As a senior at Whitworth University, it is surreal to see the campus that I know and love in complete destruction. I snapped some photos of my point of view as I arrived on campus Friday morning.
My Day in Photographs:
The first sight as I arrived on campus Friday morning.
The worst damage occurred in the area of The Loop west of the Harriet Cheney Cowles Memorial Library. The Lindaman Center, home to the department of communication studies, philosophy and sociology, was hit hard by two Ponderosas.
Harriet Cheney Cowles Memorial Library was struck by a falling pine as well.
The path that students use to walk to classes in Hawthorne Hall. There are numerous reroutes of walking paths all over the Whitworth campus.

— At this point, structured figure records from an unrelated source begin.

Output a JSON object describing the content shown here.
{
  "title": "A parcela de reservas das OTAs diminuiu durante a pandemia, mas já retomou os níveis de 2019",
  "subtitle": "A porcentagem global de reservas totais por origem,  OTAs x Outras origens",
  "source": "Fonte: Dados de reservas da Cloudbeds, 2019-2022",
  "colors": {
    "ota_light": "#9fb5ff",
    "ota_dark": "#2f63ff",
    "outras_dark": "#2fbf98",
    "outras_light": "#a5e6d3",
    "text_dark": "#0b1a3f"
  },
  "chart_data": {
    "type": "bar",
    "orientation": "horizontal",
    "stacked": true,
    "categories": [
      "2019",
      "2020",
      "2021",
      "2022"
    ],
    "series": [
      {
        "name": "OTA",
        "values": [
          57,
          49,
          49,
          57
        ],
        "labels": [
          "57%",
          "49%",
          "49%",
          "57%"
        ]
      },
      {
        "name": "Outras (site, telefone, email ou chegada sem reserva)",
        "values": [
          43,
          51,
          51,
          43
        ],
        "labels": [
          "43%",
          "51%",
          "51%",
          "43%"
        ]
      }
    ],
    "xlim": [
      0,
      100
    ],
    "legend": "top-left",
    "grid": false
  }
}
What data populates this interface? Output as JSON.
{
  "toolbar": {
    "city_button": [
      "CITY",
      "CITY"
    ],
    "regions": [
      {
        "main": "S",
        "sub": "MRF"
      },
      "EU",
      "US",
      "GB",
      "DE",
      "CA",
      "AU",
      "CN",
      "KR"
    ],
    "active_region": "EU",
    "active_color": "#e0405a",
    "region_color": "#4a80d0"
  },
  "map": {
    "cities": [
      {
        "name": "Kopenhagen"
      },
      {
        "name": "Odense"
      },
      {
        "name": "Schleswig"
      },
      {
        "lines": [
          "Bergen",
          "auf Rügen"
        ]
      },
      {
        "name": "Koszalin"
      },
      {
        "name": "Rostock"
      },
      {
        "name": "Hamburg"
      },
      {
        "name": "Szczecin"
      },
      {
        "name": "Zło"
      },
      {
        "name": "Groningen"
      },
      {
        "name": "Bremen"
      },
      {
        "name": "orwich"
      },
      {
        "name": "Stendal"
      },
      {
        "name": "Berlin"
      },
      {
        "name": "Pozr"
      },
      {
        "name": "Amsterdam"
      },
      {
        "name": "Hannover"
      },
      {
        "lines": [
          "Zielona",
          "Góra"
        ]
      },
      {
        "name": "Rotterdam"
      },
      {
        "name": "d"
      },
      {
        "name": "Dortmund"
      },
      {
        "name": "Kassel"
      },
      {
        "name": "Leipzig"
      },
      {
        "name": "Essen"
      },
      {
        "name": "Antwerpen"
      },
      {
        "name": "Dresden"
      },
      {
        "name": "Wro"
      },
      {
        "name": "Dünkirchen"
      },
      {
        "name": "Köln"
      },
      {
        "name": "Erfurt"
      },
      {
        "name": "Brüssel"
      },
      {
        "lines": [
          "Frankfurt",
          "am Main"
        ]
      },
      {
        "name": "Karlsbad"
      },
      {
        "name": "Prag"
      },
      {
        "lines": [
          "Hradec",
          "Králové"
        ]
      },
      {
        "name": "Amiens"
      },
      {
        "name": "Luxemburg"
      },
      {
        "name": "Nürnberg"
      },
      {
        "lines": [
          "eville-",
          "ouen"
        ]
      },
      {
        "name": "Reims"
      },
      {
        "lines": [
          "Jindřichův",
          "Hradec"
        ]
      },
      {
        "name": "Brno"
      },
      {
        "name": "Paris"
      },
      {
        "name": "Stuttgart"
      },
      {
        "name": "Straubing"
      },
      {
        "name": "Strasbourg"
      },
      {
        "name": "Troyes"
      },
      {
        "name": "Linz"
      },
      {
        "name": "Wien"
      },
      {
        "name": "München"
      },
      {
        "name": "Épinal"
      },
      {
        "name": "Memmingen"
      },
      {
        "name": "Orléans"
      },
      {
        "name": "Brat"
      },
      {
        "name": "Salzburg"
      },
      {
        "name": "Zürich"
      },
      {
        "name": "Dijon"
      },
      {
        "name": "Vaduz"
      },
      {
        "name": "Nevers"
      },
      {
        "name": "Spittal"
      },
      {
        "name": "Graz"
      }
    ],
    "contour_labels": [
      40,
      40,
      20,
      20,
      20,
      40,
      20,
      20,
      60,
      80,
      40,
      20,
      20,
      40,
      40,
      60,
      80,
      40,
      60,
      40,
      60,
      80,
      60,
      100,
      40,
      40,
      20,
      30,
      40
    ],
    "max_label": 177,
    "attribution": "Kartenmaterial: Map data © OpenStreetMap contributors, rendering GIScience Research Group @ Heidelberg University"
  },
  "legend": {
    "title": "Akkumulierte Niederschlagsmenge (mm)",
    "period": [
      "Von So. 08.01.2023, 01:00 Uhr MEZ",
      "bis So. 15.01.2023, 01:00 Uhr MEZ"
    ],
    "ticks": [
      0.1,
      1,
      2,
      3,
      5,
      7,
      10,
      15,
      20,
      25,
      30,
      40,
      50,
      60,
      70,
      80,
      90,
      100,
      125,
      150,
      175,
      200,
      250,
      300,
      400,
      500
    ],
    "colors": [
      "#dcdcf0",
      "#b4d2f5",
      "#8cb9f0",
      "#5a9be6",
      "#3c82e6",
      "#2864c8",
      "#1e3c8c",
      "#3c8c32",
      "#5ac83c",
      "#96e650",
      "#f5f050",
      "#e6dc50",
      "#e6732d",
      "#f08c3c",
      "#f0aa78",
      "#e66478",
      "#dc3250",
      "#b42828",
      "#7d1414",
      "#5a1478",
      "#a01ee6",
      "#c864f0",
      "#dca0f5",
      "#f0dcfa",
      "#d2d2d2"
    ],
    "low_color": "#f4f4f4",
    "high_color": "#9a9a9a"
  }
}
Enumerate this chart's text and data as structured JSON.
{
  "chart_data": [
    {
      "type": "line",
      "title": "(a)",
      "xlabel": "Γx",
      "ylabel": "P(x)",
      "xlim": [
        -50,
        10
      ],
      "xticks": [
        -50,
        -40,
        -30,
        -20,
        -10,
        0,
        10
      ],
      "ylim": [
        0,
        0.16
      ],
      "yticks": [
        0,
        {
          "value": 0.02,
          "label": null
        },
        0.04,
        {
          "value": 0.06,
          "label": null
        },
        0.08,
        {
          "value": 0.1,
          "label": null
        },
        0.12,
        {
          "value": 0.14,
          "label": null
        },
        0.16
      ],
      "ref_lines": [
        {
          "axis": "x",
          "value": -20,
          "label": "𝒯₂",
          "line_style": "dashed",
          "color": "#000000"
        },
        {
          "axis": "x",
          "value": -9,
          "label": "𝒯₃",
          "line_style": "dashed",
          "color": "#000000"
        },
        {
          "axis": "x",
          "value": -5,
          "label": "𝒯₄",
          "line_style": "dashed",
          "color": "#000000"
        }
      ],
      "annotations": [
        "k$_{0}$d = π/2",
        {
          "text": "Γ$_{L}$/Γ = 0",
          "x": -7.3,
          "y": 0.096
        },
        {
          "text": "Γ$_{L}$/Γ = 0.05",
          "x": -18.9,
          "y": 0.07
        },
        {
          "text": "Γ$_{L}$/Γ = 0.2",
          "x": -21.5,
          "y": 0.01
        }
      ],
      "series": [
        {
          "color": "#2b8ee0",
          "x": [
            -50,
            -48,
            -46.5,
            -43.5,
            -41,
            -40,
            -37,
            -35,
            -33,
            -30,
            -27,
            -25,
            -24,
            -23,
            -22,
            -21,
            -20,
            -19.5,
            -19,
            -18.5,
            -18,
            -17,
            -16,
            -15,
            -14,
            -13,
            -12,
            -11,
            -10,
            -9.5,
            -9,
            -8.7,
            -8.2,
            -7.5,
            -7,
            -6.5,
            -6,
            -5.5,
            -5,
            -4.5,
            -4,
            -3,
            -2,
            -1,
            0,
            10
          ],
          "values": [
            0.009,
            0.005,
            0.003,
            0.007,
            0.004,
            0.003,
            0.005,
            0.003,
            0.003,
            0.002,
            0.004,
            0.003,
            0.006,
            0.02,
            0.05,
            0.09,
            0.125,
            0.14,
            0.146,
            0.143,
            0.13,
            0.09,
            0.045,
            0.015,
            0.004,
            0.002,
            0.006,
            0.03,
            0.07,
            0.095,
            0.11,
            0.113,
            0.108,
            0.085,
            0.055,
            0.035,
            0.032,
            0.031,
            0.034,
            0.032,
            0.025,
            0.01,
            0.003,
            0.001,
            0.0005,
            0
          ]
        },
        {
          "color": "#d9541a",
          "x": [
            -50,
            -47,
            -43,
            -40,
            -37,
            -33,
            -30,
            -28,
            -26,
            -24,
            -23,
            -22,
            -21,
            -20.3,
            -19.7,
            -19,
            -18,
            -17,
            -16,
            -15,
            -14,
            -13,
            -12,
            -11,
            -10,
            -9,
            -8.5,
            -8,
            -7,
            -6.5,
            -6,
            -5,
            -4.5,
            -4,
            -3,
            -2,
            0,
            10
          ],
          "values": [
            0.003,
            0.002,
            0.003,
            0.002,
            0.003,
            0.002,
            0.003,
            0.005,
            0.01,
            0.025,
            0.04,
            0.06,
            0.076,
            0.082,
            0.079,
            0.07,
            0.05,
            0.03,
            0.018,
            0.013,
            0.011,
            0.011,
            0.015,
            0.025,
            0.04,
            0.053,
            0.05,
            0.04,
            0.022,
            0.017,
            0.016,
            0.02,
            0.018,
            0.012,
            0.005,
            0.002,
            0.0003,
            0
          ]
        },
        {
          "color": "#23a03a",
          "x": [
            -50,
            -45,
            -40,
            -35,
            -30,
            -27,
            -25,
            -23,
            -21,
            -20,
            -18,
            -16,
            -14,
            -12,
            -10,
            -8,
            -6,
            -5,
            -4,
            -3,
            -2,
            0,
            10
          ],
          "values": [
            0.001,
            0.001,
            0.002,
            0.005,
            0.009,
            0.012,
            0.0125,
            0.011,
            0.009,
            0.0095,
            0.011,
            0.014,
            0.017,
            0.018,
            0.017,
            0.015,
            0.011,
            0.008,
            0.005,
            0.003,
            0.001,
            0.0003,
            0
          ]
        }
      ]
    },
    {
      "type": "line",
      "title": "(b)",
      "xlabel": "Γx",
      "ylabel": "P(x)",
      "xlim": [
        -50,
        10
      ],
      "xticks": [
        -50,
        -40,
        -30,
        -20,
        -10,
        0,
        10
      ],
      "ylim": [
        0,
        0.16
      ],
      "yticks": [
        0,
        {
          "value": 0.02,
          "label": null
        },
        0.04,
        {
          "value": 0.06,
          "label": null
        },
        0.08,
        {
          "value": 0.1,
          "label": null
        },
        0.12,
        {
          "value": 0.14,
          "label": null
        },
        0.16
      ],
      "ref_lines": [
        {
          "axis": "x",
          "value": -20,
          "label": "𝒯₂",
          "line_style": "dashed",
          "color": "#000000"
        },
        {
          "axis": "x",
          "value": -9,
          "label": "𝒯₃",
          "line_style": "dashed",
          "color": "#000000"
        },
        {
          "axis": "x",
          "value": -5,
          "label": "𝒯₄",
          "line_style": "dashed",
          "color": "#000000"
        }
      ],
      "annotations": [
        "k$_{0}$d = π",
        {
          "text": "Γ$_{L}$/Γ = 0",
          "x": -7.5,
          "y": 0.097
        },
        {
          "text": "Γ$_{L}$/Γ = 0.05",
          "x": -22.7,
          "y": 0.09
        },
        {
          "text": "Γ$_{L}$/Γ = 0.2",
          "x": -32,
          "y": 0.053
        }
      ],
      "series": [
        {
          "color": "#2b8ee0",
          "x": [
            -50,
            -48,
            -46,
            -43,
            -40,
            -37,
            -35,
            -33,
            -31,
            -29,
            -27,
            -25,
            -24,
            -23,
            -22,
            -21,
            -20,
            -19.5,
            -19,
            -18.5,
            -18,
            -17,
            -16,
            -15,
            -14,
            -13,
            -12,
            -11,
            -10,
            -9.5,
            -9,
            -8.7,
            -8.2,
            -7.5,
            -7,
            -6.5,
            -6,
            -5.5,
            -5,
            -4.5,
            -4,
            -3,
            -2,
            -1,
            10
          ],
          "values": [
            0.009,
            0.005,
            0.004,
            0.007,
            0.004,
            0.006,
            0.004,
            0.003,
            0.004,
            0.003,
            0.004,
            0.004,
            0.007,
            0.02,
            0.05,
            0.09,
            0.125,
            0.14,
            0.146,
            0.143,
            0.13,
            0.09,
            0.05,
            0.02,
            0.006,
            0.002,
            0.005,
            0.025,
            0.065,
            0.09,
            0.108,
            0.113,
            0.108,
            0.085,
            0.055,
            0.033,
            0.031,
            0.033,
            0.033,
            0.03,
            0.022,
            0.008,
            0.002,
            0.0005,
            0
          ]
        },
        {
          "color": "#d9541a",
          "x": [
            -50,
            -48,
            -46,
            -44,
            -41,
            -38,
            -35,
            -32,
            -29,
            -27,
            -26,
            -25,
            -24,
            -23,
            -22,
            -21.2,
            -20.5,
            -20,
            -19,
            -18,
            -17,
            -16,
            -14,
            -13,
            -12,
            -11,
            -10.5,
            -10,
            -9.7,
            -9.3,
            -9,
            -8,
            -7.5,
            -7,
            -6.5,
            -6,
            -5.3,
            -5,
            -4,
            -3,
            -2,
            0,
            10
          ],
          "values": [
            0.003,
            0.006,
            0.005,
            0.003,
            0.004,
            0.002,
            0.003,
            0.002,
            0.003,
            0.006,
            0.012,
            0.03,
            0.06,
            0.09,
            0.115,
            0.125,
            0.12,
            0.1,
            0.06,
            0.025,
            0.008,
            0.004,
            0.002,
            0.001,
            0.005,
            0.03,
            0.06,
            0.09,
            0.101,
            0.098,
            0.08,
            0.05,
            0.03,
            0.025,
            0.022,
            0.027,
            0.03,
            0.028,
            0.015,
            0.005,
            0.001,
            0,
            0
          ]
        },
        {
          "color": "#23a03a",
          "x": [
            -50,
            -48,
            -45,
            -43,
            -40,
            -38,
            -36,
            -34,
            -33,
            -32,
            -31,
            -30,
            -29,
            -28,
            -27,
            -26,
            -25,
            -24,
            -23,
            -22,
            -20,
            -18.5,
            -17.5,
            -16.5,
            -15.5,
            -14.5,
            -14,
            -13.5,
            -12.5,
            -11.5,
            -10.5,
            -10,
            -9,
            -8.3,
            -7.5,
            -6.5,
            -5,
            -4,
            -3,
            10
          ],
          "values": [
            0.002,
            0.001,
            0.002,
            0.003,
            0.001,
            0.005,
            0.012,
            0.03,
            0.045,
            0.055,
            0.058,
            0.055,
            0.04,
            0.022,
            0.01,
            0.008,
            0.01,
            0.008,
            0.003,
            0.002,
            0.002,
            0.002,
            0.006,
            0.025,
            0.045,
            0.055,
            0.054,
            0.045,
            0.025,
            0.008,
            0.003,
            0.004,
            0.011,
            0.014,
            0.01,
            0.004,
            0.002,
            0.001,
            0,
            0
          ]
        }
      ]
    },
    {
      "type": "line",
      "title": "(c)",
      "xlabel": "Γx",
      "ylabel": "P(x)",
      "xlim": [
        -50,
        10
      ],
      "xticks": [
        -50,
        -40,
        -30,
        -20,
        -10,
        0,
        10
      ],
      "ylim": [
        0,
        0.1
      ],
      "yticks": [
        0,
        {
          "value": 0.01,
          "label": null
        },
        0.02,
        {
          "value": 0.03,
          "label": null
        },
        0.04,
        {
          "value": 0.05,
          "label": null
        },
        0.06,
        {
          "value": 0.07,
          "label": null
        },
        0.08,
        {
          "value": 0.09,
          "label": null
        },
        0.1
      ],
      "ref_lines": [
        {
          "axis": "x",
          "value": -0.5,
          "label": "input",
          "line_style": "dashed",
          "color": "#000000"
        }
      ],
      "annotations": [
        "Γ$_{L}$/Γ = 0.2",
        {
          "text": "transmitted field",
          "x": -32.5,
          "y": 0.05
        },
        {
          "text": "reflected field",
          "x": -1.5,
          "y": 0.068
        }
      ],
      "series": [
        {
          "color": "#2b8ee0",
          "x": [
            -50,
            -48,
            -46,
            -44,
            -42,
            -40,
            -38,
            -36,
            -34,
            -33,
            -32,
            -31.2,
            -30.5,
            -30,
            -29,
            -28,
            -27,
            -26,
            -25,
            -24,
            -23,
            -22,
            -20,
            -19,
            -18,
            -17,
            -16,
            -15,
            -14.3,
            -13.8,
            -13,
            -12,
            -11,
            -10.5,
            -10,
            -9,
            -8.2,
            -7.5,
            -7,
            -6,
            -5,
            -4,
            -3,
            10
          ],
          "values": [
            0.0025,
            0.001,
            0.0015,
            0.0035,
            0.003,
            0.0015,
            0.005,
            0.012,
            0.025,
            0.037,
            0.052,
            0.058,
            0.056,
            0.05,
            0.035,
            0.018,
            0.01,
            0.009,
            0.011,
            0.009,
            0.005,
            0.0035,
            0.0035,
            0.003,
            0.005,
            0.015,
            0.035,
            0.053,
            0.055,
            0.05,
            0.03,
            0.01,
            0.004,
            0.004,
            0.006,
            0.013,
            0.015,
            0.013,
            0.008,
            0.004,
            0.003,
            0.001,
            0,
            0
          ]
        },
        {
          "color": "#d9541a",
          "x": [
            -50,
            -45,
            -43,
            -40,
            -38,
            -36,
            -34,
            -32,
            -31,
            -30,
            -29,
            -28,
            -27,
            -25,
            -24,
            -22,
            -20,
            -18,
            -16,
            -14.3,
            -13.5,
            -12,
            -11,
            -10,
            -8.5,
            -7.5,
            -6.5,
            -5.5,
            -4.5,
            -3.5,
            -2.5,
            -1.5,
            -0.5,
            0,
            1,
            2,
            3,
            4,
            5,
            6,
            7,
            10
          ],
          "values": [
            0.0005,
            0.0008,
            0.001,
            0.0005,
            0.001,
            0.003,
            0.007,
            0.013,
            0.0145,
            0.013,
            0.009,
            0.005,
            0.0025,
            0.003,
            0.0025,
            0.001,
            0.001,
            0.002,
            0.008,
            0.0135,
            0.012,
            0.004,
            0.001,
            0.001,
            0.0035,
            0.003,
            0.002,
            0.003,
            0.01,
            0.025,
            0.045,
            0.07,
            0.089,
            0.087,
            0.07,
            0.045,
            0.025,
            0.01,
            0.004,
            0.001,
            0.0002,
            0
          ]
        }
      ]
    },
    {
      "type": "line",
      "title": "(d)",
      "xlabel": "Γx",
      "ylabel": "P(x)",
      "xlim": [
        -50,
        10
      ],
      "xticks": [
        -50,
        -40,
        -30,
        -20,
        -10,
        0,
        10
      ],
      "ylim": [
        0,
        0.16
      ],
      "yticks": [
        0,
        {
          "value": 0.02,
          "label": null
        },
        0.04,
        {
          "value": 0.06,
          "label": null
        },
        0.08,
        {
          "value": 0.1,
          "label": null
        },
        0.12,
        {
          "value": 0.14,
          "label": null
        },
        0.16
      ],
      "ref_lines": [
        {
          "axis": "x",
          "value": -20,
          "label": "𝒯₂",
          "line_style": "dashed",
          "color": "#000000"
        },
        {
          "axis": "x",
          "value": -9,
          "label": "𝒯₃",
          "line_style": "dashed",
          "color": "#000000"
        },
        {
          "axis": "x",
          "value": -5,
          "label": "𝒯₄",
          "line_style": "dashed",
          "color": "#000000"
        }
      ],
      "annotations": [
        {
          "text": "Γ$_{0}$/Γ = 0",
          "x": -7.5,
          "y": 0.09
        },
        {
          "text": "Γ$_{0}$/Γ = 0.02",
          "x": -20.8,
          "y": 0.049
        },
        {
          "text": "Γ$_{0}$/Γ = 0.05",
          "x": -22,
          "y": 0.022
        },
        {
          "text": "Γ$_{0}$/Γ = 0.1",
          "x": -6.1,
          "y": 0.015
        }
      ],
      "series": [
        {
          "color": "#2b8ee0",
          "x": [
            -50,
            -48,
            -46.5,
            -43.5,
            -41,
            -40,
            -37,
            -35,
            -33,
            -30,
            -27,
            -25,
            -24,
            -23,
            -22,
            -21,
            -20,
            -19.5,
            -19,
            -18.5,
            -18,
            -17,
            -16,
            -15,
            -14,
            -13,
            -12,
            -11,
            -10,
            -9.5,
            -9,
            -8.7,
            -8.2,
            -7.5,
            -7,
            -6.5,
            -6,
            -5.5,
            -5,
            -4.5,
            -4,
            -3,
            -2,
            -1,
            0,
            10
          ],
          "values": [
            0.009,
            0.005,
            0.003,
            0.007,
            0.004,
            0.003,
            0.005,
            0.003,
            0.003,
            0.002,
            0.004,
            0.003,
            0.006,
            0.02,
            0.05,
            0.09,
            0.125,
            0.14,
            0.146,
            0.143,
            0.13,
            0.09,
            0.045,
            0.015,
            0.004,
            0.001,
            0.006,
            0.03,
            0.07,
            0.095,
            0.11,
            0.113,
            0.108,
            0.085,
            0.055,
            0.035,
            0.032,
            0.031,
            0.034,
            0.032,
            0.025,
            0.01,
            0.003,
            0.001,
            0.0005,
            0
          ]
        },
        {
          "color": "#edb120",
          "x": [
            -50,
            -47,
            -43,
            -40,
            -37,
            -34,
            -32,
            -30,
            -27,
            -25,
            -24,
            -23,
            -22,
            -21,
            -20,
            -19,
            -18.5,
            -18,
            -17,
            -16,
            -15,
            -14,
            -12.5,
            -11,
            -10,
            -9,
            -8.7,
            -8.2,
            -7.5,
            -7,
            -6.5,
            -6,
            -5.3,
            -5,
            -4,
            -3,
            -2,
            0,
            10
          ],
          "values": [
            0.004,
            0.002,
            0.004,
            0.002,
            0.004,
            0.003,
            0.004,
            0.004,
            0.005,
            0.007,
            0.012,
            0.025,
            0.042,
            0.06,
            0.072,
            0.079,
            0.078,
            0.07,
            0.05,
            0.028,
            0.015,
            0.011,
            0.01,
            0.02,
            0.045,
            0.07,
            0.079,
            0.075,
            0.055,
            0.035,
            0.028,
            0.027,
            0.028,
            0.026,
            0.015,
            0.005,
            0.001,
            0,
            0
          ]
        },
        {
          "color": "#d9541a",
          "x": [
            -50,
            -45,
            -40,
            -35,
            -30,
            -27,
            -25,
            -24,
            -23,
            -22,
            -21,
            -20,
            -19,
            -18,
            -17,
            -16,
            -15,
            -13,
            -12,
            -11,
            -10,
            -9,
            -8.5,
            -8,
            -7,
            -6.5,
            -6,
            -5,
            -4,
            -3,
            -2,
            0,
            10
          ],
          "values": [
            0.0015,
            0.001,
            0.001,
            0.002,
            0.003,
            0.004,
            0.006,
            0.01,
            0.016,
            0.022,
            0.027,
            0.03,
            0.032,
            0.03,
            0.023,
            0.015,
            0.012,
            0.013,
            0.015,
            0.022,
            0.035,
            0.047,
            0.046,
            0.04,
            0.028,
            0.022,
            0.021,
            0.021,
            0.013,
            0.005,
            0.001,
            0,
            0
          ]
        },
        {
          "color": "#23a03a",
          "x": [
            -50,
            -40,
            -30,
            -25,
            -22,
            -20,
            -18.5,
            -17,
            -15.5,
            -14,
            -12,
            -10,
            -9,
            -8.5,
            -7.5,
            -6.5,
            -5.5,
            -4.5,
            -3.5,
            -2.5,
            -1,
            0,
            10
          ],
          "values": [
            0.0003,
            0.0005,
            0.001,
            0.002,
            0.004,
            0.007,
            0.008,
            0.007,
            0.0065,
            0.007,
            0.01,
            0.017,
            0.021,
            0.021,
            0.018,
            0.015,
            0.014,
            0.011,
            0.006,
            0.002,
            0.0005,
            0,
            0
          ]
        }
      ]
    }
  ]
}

A large pine descended upon the roof of Hawthorne Hall Tuesday night. Although the tree has been cleared from the roof, a prominent branch can still be seen impaling the roofing (top left).
Several other Ponderosa Pines near Hawthorne Hall lost their battle with the wind on Tuesday night.
It is not easy for the Whitworth community to see the Pine Curtain in such a state. Surely the trees that fell will be replaced, but it will take decades for the young trees to fill the shoes of their towering predecessors. However, amidst the chaos and sadness there is a lot to be grateful for. With three significant buildings hit and 40-50 trees down, it is truly a miracle that nobody got hurt.
Classes resumed Thursday thanks to overnight efforts by hired contractors, and university maintenance staff continues to work to clear the fallen trees.